India VIX, which captures the expectation of market participants regarding future volatility, has been receiving undue attention of late. The index has an inverse relation with the stock prices with an increase in the VIX denoting expectation of a market fall and a decline in VIX implying a future rally. With the Lok Sabha election and its results being the overarching theme these days, analysts have begun using the India VIX to predict the outcome of the ongoing polls.

The intense volatility in the market in recent weeks, with the India VIX moving close to 20 this week, the highest level in the last 22 months, is seen by many as an indication of a market crash soon, triggered by a possible adverse result at the hustings for the BJP. Such inferences are, however, stretched. The India VIX, modelled on the CBOE VIX, uses the prices that traders quote for Nifty50 option contracts to calculate the extent of annualised percentage change possible in the next 30 days. As the traders’ perception of risks in the market increases, they quote higher prices, thus making the index spike. The CBOE VIX is called the market’s fear gauge because of its tendency to spike sharply higher as market mood swings towards panic.

There are two reasons why the India VIX need not be taken too seriously. One, it is only a sentiment gauge and is not an indicator of any outcome. Two, the expectations of traders do not always come true. A SEBI study showed that 89 per cent of individual traders lose money on their trading calls. The share of the more sophisticated institutional investors who can take better informed decisions has been coming down in the equity derivatives section since the pandemic, with the share of retail investors currently around 35 per cent. Further, the movement of the India VIX since its launch shows that the index is not at an alarming level yet. The current level of 20 is far lower than the peak of over 80 touched in March 2020 and in November 2008. The index has typically traded between 10 and 20 over the past decade, and it continues to be within this range.

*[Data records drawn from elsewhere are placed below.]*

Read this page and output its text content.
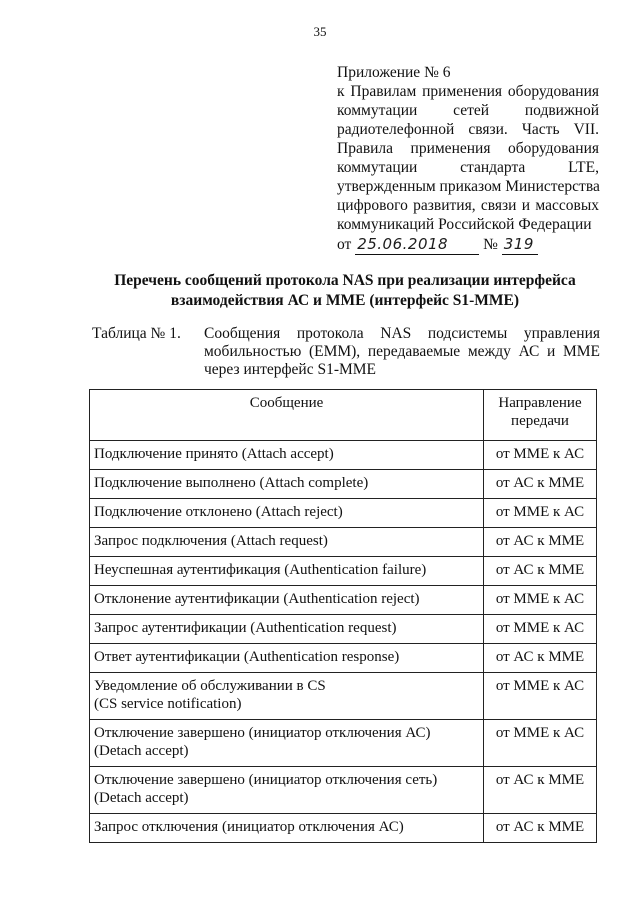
35
Приложение № 6
к Правилам применения оборудования
коммутации сетей подвижной
радиотелефонной связи. Часть VII.
Правила применения оборудования
коммутации стандарта LTE,
утвержденным приказом Министерства
цифрового развития, связи и массовых
коммуникаций Российской Федерации
от 25.06.2018 № 319
Перечень сообщений протокола NAS при реализации интерфейса
взаимодействия АС и MME (интерфейс S1-MME)
Таблица № 1.	Сообщения протокола NAS подсистемы управления мобильностью (EMM), передаваемые между АС и MME через интерфейс S1-MME
Сообщение	Направление передачи
Подключение принято (Attach accept)	от MME к АС
Подключение выполнено (Attach complete)	от АС к MME
Подключение отклонено (Attach reject)	от MME к АС
Запрос подключения (Attach request)	от АС к MME
Неуспешная аутентификация (Authentication failure)	от АС к MME
Отклонение аутентификации (Authentication reject)	от MME к АС
Запрос аутентификации (Authentication request)	от MME к АС
Ответ аутентификации (Authentication response)	от АС к MME
Уведомление об обслуживании в CS
(CS service notification)	от MME к АС
Отключение завершено (инициатор отключения АС)
(Detach accept)	от MME к АС
Отключение завершено (инициатор отключения сеть)
(Detach accept)	от АС к MME
Запрос отключения (инициатор отключения АС)	от АС к MME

Spikes of similar magnitude were observed in the India VIX in 2014 and 2019 too, prior to the Lok Sabha election results. But the Nifty50 managed to notch strong gains in the subsequent months in both instances. The uncertainty around the election results appears to be leading to nervousness among traders this time, too. The sharp swings in stock market indices in recent weeks are also drawing a lot of attention. But such gyrations are par for the course as the stock market has been on a strong upward move since June 2022, making the Nifty50 gain 42 per cent in this period. With the relative valuations of Indian stocks appearing good, it is not surprising that domestic and foreign investors are taking some profit off the table.